The test, which was conducted directly on a mobile handset and used carrier aggregation technology, download speeds of 270 Mbit/s were achieved. At this speed an entire music album could be downloaded in 10 seconds. This is approximately four times faster than the fastest speed achieved with LTE technology on Vodacom’s network.
This is the first time that this has been done in the country , especially on a live network using a smartphone.
Speaking about this test, Vodacom Group’s Chief Technology Officer Andries Delport said: “Vodacom prides itself on innovation and being the first to bring new developments to South Africa, and this next step in 4G technology gives an idea of just how far mobile technology has evolved.”
These trials follow the recent completion of a multi-billion rand six year-long radio network renewal programme which has seen every single Vodacom base station in South Africa replaced with new equipment.
Delport said: “We’ve just completed the longest and probably the most complex engineering project in Vodacom’s history which involved switching out the equipment at every single site across the country.
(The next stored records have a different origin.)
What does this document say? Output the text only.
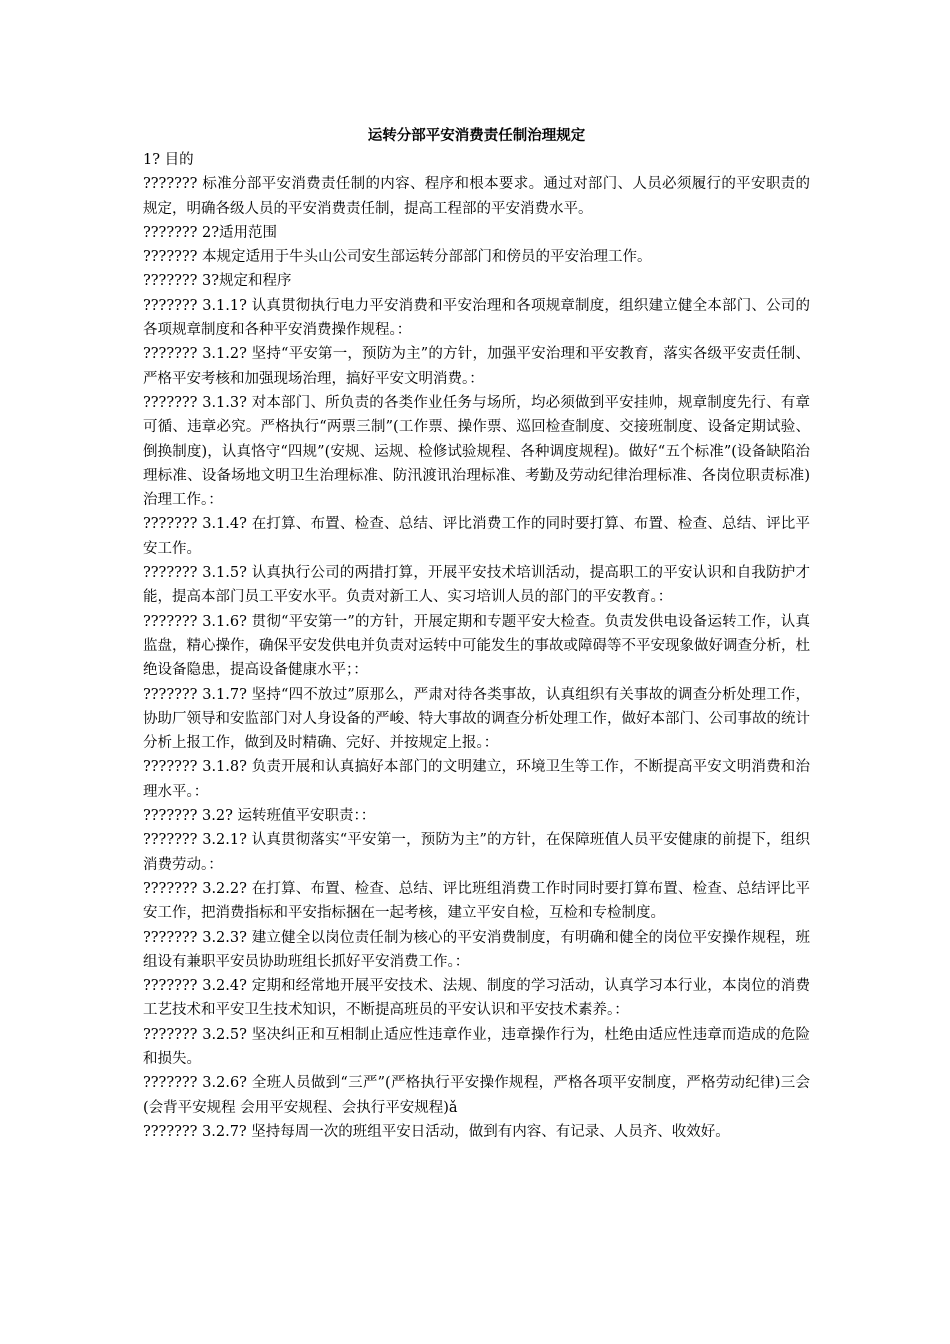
运转分部平安消费责任制治理规定

1? 目的

??????? 标准分部平安消费责任制的内容、程序和根本要求。通过对部门、人员必须履行的平安职责的规定，明确各级人员的平安消费责任制，提高工程部的平安消费水平。

??????? 2?适用范围

??????? 本规定适用于牛头山公司安生部运转分部部门和傍员的平安治理工作。

??????? 3?规定和程序

??????? 3.1.1? 认真贯彻执行电力平安消费和平安治理和各项规章制度，组织建立健全本部门、公司的各项规章制度和各种平安消费操作规程。：

??????? 3.1.2? 坚持“平安第一，预防为主”的方针，加强平安治理和平安教育，落实各级平安责任制、严格平安考核和加强现场治理，搞好平安文明消费。：

??????? 3.1.3? 对本部门、所负责的各类作业任务与场所，均必须做到平安挂帅，规章制度先行、有章可循、违章必究。严格执行“两票三制”(工作票、操作票、巡回检查制度、交接班制度、设备定期试验、倒换制度)，认真恪守“四规”(安规、运规、检修试验规程、各种调度规程)。做好“五个标准”(设备缺陷治理标准、设备场地文明卫生治理标准、防汛渡讯治理标准、考勤及劳动纪律治理标准、各岗位职责标准)治理工作。：

??????? 3.1.4? 在打算、布置、检查、总结、评比消费工作的同时要打算、布置、检查、总结、评比平安工作。

??????? 3.1.5? 认真执行公司的两措打算，开展平安技术培训活动，提高职工的平安认识和自我防护才能，提高本部门员工平安水平。负责对新工人、实习培训人员的部门的平安教育。：

??????? 3.1.6? 贯彻“平安第一”的方针，开展定期和专题平安大检查。负责发供电设备运转工作，认真监盘，精心操作，确保平安发供电并负责对运转中可能发生的事故或障碍等不平安现象做好调查分析，杜绝设备隐患，提高设备健康水平；：

??????? 3.1.7? 坚持“四不放过”原那么，严肃对待各类事故，认真组织有关事故的调查分析处理工作，协助厂领导和安监部门对人身设备的严峻、特大事故的调查分析处理工作，做好本部门、公司事故的统计分析上报工作，做到及时精确、完好、并按规定上报。：

??????? 3.1.8? 负责开展和认真搞好本部门的文明建立，环境卫生等工作，不断提高平安文明消费和治理水平。：

??????? 3.2? 运转班值平安职责：：

??????? 3.2.1? 认真贯彻落实“平安第一，预防为主”的方针，在保障班值人员平安健康的前提下，组织消费劳动。：

??????? 3.2.2? 在打算、布置、检查、总结、评比班组消费工作时同时要打算布置、检查、总结评比平安工作，把消费指标和平安指标捆在一起考核，建立平安自检，互检和专检制度。

??????? 3.2.3? 建立健全以岗位责任制为核心的平安消费制度，有明确和健全的岗位平安操作规程，班组设有兼职平安员协助班组长抓好平安消费工作。：

??????? 3.2.4? 定期和经常地开展平安技术、法规、制度的学习活动，认真学习本行业，本岗位的消费工艺技术和平安卫生技术知识，不断提高班员的平安认识和平安技术素养。：

??????? 3.2.5? 坚决纠正和互相制止适应性违章作业，违章操作行为，杜绝由适应性违章而造成的危险和损失。

??????? 3.2.6? 全班人员做到“三严”(严格执行平安操作规程，严格各项平安制度，严格劳动纪律)三会(会背平安规程 会用平安规程、会执行平安规程)ǎ

??????? 3.2.7? 坚持每周一次的班组平安日活动，做到有内容、有记录、人员齐、收效好。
This new equipment means that all of our base stations are 4G ready, meaning that Vodacom is ideally positioned to support Government’s broadband objectives. We’re looking forward to rolling this higher speed technology out as soon as additional spectrum becomes available.
“In addition to this, the new equipment is more easily configured to handle future upgrades and is better for the environment, with reduced energy consumption and a smaller footprint compared to the old technology. Thanks to this project, Vodacom’s South African network is amongst the most advanced in the world.”
The upgrade programme, which began in Mpumalanga in June 2008, was completed on 15 September 2014 in the Free State and consisted of swapping out the equipment in over 10 000 base stations. The net effect of this investment project is that Vodacom customers will have an improved network experience with faster data speeds, more stability and fewer dropped calls.
Delport concluded: “The radio network swap project is about much more than superfast speeds. We’ve also been investing heavily to make sure that we have the capacity to handle the massive growth in call and particularly data volumes in South Africa. Broadband access is one of the keys to economic development and thanks to this project we’re ready and able to play our part.”